Two studies confronted the need for additional options in the management of neuroendocrine tumors. Dr James Yao[9] discussed the SWOG S0518 phase 3 trial, which compared the combination of octreotide (Sandostatin®) with interferon vs octreotide with bevacizumab for the management of advanced, poorly differentiated carcinoid tumors. Although the arm including bevacizumab (Avastin®) treatment demonstrated greater radiographic responses, PFS was not statistically different between the two treatment arms. The investigators suggest that the two agents have similar antitumor activity in these cancers. Moreover, because interferon is not typically incorporated into the treatment of these patients along with the octreotide, it is not clear that either second agent (interferon or bevacizumab) is needed. In the treatment of advanced pancreatic neuroendocrine tumors, Dr Matthew Kulke[10] presented on the CALGB 80701 study regarding the addition of bevacizumab to everolimus (Zortress®, Afinitor®). Patients were randomly assigned in a 1:1 manner to receive either everolimus monotherapy vs everolimus in combination with bevacizumab. An improvement in PFS, the primary endpoint, did result with the combination therapy but at a price of higher toxicity.

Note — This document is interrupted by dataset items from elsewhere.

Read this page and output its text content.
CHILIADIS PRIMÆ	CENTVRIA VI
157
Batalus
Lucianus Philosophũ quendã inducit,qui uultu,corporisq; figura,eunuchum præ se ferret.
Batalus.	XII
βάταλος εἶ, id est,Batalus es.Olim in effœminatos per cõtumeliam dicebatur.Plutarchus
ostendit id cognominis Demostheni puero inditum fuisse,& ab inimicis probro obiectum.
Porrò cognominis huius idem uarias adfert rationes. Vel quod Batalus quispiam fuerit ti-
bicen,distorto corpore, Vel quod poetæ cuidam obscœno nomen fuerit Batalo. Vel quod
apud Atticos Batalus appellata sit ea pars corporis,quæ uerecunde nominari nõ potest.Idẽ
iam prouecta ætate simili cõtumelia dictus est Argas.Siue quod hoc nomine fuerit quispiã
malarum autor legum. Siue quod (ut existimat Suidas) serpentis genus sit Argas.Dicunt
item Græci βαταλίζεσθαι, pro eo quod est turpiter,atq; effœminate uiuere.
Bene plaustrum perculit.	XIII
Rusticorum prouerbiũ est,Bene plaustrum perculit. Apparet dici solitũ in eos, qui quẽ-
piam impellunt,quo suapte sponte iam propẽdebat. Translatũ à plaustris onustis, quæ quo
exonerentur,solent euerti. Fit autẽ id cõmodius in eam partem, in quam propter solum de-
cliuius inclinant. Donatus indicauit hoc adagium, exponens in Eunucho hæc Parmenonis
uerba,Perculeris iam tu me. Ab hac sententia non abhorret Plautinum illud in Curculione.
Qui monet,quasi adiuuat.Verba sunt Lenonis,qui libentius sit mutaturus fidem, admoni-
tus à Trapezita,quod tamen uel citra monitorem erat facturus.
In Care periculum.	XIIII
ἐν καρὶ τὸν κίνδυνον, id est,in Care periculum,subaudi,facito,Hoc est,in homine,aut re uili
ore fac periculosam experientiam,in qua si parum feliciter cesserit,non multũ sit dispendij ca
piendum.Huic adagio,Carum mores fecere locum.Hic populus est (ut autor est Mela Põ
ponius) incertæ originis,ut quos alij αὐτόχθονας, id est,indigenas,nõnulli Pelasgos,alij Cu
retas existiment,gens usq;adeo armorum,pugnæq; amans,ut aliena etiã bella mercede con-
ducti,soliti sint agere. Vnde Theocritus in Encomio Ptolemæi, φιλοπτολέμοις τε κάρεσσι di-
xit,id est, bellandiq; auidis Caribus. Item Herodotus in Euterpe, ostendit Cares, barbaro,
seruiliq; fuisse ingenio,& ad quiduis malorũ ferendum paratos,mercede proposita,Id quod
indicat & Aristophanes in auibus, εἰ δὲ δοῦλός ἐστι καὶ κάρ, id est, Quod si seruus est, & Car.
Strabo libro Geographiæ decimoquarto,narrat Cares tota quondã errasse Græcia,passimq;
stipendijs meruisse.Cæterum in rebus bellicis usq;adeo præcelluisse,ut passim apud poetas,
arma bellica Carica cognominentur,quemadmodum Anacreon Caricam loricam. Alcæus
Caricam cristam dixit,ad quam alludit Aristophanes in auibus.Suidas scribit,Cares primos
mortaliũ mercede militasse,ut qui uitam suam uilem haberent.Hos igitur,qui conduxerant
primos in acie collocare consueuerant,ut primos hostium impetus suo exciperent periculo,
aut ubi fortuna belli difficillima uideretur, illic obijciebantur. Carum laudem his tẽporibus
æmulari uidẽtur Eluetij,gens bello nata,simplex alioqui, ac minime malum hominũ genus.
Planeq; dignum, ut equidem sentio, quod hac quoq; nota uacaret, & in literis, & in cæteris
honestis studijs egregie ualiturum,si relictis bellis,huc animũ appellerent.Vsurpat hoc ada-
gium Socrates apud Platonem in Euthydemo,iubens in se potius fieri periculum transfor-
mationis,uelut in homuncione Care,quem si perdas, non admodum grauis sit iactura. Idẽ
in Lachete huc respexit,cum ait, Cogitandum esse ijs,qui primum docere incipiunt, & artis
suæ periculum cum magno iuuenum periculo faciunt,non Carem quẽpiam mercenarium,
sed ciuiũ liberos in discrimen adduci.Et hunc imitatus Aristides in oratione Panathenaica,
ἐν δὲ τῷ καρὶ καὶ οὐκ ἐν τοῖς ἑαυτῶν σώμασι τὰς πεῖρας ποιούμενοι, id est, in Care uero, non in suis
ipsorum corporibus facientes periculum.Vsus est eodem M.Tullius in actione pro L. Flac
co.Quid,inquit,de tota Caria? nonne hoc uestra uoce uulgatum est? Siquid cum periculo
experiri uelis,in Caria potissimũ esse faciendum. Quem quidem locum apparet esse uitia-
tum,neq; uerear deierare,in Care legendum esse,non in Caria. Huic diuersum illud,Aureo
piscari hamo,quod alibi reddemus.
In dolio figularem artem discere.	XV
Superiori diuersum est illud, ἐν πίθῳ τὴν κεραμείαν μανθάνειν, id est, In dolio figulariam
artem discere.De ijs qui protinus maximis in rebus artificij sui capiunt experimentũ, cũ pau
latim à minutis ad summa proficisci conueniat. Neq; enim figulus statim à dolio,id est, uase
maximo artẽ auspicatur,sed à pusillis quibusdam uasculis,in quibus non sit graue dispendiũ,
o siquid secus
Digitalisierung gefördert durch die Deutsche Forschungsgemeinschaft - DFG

Further investigations of this combination are certainly warranted, noting that a high number of patients may ultimately require dose alterations of the everolimus.

Coming to ASCO 2015, I was particularly eager to learn the results of the phase 2 PEGPH20 study in pancreatic cancer. High tumor levels of hyaluronan are associated with increased tumor interstitial pressures and thus limitations of tumor stroma perfusion. This limited perfusion could lead to decreased delivery of cytotoxic chemotherapy to the tumor. PEGPH20 depletes tumor hyaluronan, thus perhaps allowing for increased chemotherapy perfusion into the tumors. Dr Sunil Hingorani[11] presented results of a phase 2 study where PEGPH20 was added to conventional gemcitabine (Gemzar®)/nab-paclitaxel (Abraxane®) doublet chemotherapy. This treatment was found to be well tolerated. When tumors were stratified by expression of hyaluronan, those with higher expression of the hyaluronan had improved PFS. There was a trend toward improved OS, which did not achieve statistical significance, but with these results, a phase 3 global study is to begin in 2016.

Finally, in the ongoing efforts to improve the numbers of patients who can successfully undergo curative surgery for pancreatic cancers, a report of the Alliance A021101 neoadjuvant study by Dr Matthew Katz was encouraging.[12] Patients who had pancreatic tumors considered to be borderline resectable were treated, in the neoadjuvant setting, with modified FOLFIRINOX followed by radiation with concurrent capecitabine. Subsequent resection of tumors was not affected, and efficacy was suggested by a high rate of an R0 resection and a pathologic response.

In the management of gastrointestinal cancers, this proved to be a highly successful ASCO meeting. A number of new treatment types, delivery systems, and modalities for agent selection were presented. In most cases, these results were encouraging and promise an upcoming expansion of our options for management across the spectrum of gastrointestinal cancers.